The Fake News Experiment

play blocks that spell out fake news
Political Science
Reading Time: 2 minutes

Author: Professor Sherri Singer

We began a unique honors experiment in back in the Fall of 2017.

Twenty students were admitted and given an in depth experience including:

  • lunches with the college president,
  • attending high level campus events, and
  • discussion-based classes and research projects that spanned politics, history, communications and critical thinking.

Informed Citizenship

These students are a challenge to keep up with and the highlight of my days.  That first fall we talked about informed citizenship.  Did my students read the news?  Did they skim the headlines? Did they really read the news? While I was challenging them to read the news and be informed, they asked me two critical questions;

  1. “Do you correct fake news on social media?
  2. Do you expect your “friends” to be accurate and responsible?”

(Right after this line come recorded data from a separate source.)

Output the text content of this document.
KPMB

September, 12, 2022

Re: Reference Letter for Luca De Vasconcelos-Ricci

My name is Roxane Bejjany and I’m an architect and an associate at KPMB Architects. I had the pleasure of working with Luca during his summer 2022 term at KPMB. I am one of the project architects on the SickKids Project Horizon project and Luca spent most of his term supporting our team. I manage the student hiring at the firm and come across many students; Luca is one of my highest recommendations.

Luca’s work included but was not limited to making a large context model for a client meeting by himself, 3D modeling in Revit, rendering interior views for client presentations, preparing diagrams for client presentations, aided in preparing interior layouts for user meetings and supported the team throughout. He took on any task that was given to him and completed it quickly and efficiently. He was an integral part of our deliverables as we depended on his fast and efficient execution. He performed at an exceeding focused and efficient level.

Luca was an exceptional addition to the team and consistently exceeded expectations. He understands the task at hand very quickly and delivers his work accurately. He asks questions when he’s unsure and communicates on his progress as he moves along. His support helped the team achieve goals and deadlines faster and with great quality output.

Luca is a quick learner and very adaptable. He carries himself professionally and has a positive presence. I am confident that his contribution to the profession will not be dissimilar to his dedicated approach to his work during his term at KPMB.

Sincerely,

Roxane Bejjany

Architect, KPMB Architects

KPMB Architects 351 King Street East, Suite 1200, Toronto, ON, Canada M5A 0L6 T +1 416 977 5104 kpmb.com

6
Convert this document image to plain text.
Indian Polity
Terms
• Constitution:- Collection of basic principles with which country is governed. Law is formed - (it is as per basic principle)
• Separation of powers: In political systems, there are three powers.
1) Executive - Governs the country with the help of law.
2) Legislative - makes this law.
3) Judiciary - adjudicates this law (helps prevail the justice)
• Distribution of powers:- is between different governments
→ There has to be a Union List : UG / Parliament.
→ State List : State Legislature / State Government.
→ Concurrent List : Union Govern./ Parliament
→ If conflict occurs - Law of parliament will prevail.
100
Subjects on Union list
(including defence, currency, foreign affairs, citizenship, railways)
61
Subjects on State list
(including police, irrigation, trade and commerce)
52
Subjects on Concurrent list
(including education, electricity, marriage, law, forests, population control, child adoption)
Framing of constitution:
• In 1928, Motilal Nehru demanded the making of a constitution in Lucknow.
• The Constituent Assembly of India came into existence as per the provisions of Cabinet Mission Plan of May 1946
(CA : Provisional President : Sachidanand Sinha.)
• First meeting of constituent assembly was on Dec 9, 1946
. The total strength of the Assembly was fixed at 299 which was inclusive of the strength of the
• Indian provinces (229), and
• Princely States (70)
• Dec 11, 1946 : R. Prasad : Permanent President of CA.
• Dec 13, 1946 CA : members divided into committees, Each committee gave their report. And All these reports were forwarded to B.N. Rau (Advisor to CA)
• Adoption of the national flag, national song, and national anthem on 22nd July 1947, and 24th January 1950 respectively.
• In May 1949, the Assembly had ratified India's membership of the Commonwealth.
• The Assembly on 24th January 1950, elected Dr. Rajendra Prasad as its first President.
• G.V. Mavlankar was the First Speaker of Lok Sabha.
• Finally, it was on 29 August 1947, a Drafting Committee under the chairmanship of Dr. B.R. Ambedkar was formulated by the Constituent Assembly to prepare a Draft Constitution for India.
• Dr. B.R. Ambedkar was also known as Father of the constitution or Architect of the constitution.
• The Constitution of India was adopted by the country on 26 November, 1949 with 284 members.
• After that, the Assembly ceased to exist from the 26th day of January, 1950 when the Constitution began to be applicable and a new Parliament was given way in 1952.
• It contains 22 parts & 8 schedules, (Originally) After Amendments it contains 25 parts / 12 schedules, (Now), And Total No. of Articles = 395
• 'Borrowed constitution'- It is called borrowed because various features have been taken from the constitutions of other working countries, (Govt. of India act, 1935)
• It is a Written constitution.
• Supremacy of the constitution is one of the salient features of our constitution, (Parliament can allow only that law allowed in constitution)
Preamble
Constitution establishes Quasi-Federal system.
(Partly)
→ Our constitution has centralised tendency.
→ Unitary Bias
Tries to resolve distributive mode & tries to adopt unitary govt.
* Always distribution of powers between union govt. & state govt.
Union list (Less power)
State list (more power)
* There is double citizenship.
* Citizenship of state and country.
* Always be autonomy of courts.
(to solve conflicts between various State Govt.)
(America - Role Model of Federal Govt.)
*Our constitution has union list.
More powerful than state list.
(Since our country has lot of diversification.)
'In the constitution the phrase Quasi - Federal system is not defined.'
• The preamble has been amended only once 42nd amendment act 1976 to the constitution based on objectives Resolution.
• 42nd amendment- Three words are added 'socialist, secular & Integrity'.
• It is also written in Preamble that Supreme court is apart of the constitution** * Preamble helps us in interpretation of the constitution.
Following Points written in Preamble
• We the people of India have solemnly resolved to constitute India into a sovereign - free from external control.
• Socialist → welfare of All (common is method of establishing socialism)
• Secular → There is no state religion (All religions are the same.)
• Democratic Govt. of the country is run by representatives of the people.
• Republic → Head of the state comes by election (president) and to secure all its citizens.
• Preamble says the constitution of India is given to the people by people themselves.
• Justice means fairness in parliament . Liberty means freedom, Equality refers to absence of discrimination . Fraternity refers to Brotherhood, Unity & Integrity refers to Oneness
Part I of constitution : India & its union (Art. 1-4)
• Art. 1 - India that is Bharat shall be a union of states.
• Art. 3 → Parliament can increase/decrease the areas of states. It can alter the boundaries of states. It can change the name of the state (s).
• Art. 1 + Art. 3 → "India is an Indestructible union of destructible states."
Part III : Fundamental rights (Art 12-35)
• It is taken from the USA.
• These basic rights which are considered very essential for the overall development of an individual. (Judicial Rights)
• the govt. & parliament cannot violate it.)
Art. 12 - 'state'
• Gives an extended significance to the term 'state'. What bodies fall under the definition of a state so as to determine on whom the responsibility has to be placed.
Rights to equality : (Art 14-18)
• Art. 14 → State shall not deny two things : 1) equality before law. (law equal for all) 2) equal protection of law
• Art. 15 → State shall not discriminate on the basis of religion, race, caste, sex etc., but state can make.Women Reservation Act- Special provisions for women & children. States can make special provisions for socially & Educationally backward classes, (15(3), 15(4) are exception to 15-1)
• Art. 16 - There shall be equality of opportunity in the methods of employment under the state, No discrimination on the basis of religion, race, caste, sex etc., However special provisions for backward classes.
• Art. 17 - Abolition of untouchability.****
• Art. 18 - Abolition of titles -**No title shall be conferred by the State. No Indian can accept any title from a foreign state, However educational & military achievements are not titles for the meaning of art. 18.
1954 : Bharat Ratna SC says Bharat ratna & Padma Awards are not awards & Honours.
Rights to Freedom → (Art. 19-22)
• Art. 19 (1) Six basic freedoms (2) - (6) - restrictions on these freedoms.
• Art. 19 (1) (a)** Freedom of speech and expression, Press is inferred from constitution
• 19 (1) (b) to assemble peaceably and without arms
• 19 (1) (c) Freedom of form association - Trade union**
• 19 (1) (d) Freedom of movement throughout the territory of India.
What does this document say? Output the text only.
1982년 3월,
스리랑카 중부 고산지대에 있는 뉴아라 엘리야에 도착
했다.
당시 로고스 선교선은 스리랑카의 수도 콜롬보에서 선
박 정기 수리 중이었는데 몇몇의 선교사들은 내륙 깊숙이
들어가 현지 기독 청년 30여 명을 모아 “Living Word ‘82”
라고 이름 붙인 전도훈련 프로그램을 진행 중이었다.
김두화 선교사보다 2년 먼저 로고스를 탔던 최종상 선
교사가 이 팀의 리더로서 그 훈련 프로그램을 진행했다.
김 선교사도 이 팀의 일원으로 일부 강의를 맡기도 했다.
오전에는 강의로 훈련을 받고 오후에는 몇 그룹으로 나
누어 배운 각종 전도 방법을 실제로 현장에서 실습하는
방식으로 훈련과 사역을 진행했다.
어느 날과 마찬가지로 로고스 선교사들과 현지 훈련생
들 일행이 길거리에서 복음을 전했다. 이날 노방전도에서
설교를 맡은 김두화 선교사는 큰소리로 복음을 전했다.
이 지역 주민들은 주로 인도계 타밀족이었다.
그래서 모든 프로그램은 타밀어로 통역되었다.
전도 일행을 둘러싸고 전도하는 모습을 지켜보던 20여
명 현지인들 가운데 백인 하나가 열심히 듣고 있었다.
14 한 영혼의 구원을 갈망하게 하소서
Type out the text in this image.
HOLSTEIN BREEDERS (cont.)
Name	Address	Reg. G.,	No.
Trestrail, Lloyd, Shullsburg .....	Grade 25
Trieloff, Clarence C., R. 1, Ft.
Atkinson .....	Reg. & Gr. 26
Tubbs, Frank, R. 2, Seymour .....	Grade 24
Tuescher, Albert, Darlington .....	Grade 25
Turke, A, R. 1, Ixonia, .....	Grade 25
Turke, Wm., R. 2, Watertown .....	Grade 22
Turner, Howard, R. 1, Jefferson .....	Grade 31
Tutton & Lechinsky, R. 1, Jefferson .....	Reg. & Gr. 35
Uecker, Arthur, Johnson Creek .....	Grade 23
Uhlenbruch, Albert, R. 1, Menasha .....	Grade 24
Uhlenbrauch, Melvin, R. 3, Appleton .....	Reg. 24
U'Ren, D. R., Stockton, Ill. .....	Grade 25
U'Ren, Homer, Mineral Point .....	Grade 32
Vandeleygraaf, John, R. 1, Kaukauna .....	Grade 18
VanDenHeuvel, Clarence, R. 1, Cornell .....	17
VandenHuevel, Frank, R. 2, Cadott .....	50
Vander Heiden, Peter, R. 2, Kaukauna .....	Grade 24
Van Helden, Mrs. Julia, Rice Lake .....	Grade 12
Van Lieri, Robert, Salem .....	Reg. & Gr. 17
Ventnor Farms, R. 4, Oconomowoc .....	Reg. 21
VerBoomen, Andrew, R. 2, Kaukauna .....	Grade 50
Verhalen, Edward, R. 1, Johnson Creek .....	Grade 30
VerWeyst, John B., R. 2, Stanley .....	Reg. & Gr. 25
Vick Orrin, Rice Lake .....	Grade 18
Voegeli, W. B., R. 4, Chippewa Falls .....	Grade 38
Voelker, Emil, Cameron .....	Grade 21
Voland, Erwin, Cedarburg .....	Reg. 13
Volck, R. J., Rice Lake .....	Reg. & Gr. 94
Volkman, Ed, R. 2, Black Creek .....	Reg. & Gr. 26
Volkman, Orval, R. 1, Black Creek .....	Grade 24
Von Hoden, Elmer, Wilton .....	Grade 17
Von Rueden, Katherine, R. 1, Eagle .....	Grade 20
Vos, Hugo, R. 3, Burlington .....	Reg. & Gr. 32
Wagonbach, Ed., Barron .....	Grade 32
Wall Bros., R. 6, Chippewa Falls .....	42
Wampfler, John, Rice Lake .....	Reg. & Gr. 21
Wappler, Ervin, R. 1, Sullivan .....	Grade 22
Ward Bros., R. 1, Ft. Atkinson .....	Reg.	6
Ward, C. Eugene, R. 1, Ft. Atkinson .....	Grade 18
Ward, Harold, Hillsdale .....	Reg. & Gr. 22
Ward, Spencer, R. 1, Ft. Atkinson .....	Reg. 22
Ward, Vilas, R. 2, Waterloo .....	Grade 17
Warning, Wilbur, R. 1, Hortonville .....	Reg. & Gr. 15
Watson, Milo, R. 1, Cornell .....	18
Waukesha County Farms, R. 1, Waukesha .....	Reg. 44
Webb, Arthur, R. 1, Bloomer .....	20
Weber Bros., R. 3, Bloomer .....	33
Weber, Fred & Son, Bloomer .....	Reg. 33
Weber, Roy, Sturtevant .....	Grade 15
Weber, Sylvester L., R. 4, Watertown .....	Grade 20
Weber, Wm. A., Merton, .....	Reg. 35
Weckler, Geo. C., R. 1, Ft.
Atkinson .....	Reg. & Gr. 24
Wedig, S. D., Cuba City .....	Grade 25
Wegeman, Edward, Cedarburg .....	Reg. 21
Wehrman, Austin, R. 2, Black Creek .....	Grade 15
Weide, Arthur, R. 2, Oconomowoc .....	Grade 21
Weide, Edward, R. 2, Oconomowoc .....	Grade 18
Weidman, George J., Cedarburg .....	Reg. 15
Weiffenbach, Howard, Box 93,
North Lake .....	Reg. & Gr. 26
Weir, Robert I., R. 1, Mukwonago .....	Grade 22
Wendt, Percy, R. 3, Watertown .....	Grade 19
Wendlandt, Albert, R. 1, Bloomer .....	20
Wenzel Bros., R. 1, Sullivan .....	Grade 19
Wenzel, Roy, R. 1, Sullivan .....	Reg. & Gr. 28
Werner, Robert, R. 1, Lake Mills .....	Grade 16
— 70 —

Those questions stopped me in my tracks, I hadn’t been correcting friends.  And when challenged by students to do the right thing, I did.

I began the experiment in class, showing things that popped up on my feed and my attempts at correcting the news. I began by posting comments with “it’s fake” and a link proving it.  The first few months, I received a lot of apologies or was simply ignored.  As the months went by, I saw comments like, “I’m sure Sherri will correct me” and received private messages from people saying, “I’m so glad you did that, I don’t like calling people out.” Did the social experiment work?  Yes, to a degree, I saw peoples’ shares change. Did it change my classroom?  Definitely.

No matter what course I’m teaching, we now discuss fake news and social media, and we generate news.  Students need  pushing to read news articles and they need the experience of writing the news.  The balance between correct information, detailed reporting and word limits is a fine line. Concise, accurate reporting that provides a balanced viewpoint is difficult.  Helping students understand the constraints and assigning mini assignments around the news makes all the difference.

Fake News Resources

There are a variety of resources that can help faculty teach and test students on the news.  Below are some of my favorites.

  • Voila “Factitous” is a swipe quiz that works great with cell phones. The quiz has several difficulty levels.
  • Fake It to Make It is an educational game to illustrate how money is made with fake news and to students understand the process.
  • The Fake News Generator is a website that allows students to see how easy it is to create fake news and has an online template, so they can create their own.

One of my best assignments is to have students “Tweet” within a Wiki about a topic. Their tweets must meet the character guideline and be accurate.  It’s harder than you think sometimes.